Loss¶
The loss depends on the nature of the problem being solved.
Regression¶
\(\boldsymbol{y}\) is a vector of target label for \(n\) examples. \(\boldsymbol{\hat{y}}\) is the output of the network and corresponds to the predicted labels. Both vectors are of size \(n\). The loss is our usual squared error: $$ L(\boldsymbol{y}, \boldsymbol{\hat{y}}) = \cfrac{1}{2} \cdot (\boldsymbol{\hat{y}} - \boldsymbol{y})^T (\boldsymbol{\hat{y}} - \boldsymbol{y}) $$
Multi-class classification¶
\(\boldsymbol{Y}\) is a matrix of target labels for \(n\) examples. Each row of this matrix is a one-hot vector. \(\boldsymbol{\hat{Y}}\) is a matrix of predicted probabilities. Both matrices are of size \(n \times k\). The categorical cross-entropy loss is given as follows: $$ L(\boldsymbol{Y}, \boldsymbol{\hat{Y}})=-\boldsymbol{1}^T_{n} \left( \boldsymbol{Y} \odot \log \boldsymbol{\hat{Y}} \right) \boldsymbol{1}_{k} $$ This equation can be understood as follows:
- \(\boldsymbol{1}_n\) and \(\boldsymbol{1}_k\) are vectors of ones of sizes \(n\) and \(k\) respectively.

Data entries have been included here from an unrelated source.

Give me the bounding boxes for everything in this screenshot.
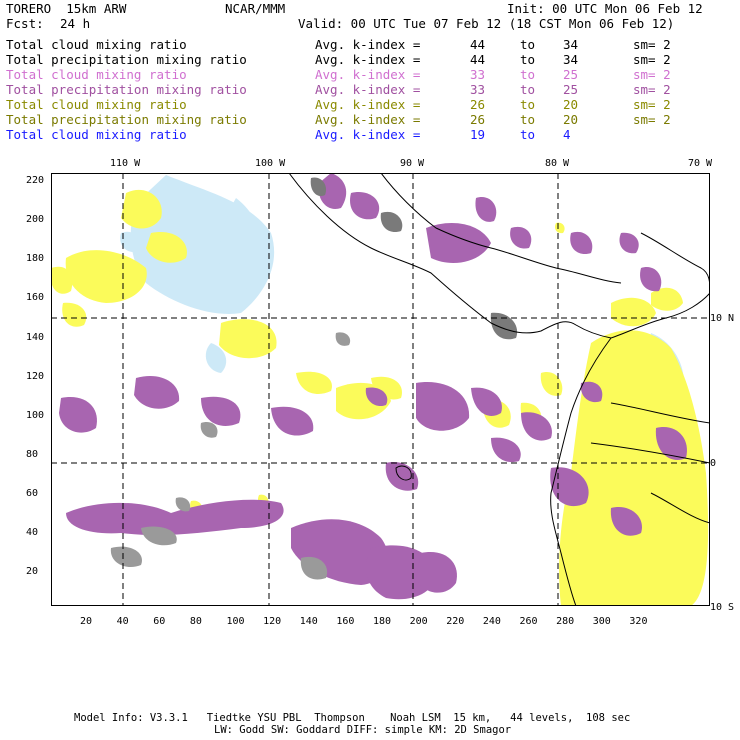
x-tick-label: 320 [629,616,648,627]
longitude-label: 90 W [400,158,425,169]
y-tick-label: 80 [26,448,39,460]
longitude-label: 80 W [545,158,570,169]
legend-smoothing: sm= 2 [633,37,671,52]
y-tick-label: 160 [26,292,45,304]
legend-range-to: to [520,52,536,67]
y-tick-label: 20 [26,566,39,578]
longitude-label: 100 W [255,158,286,169]
legend-range-to: to [520,82,536,97]
x-tick-label: 260 [519,616,538,627]
x-tick-label: 180 [373,616,392,627]
latitude-label: 0 [710,458,717,469]
legend-field-name: Total precipitation mixing ratio [6,112,247,127]
y-tick-label: 180 [26,253,45,265]
y-tick-label: 220 [26,175,45,186]
legend-range-to: to [520,97,536,112]
organization: NCAR/MMM [225,1,286,16]
model-info-line: Model Info: V3.3.1 Tiedtke YSU PBL Thomp… [74,712,631,724]
legend-range-high: 33 [470,82,486,97]
legend-range-high: 44 [470,52,486,67]
forecast-hour: 24 h [60,16,91,31]
legend-avg-label: Avg. k-index = [315,97,421,112]
legend-smoothing: sm= 2 [633,52,671,67]
init-time: Init: 00 UTC Mon 06 Feb 12 [507,1,703,16]
longitude-label: 110 W [110,158,141,169]
legend-field-name: Total cloud mixing ratio [6,97,187,112]
x-tick-label: 20 [80,616,93,627]
legend-field-name: Total precipitation mixing ratio [6,52,247,67]
legend-range-low: 25 [563,67,579,82]
x-tick-label: 200 [409,616,428,627]
legend-avg-label: Avg. k-index = [315,82,421,97]
legend-range-high: 19 [470,127,486,142]
y-tick-label: 100 [26,409,45,421]
x-tick-label: 160 [336,616,355,627]
legend-avg-label: Avg. k-index = [315,52,421,67]
legend-field-name: Total precipitation mixing ratio [6,82,247,97]
legend-range-low: 20 [563,97,579,112]
legend-range-high: 26 [470,97,486,112]
x-tick-label: 300 [592,616,611,627]
y-tick-label: 200 [26,214,45,226]
x-tick-label: 220 [446,616,465,627]
legend-avg-label: Avg. k-index = [315,112,421,127]
physics-info-line: LW: Godd SW: Goddard DIFF: simple KM: 2D… [214,724,512,736]
x-tick-label: 40 [116,616,129,627]
legend-range-low: 34 [563,52,579,67]
legend-range-low: 34 [563,37,579,52]
y-tick-label: 40 [26,527,39,539]
latitude-label: 10 N [710,313,735,324]
x-tick-label: 80 [189,616,202,627]
legend-avg-label: Avg. k-index = [315,127,421,142]
longitude-label: 70 W [688,158,713,169]
legend-range-low: 4 [563,127,571,142]
legend-range-low: 25 [563,82,579,97]
legend-smoothing: sm= 2 [633,97,671,112]
legend-range-to: to [520,37,536,52]
legend-range-high: 33 [470,67,486,82]
legend-range-high: 26 [470,112,486,127]
y-tick-label: 120 [26,370,45,382]
legend-field-name: Total cloud mixing ratio [6,67,187,82]
map-plot [51,173,710,606]
legend-avg-label: Avg. k-index = [315,67,421,82]
legend-avg-label: Avg. k-index = [315,37,421,52]
x-tick-label: 120 [263,616,282,627]
legend-smoothing: sm= 2 [633,67,671,82]
legend-range-low: 20 [563,112,579,127]
y-tick-label: 140 [26,331,45,343]
x-tick-label: 100 [226,616,245,627]
legend-smoothing: sm= 2 [633,112,671,127]
valid-time: Valid: 00 UTC Tue 07 Feb 12 (18 CST Mon … [298,16,675,31]
legend-field-name: Total cloud mixing ratio [6,37,187,52]
legend-range-to: to [520,127,536,142]
x-tick-label: 60 [153,616,166,627]
legend-smoothing: sm= 2 [633,82,671,97]
legend-range-to: to [520,67,536,82]
y-tick-label: 60 [26,488,39,499]
forecast-label: Fcst: [6,16,44,31]
x-tick-label: 240 [482,616,501,627]
latitude-label: 10 S [710,602,735,613]
legend-range-high: 44 [470,37,486,52]
model-title: TORERO 15km ARW [6,1,127,16]
legend-field-name: Total cloud mixing ratio [6,127,187,142]
legend-range-to: to [520,112,536,127]
x-tick-label: 140 [299,616,318,627]
x-tick-label: 280 [556,616,575,627]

- If \(\boldsymbol{M}\) is a matrix of size \(n \times k\), then \(\boldsymbol{1}^T_{n} \boldsymbol{M} \boldsymbol{1}_k\) is the sum of all elements in the matrix.
- \(\odot\) is the element-wise product.
The NumPy
equivalent of the loss is:
L = -np.sum(Y * np.log(Y_hat))
Note that the loss function is always a scalar. To understand why the cross-entropy takes this form, refer to the appendix.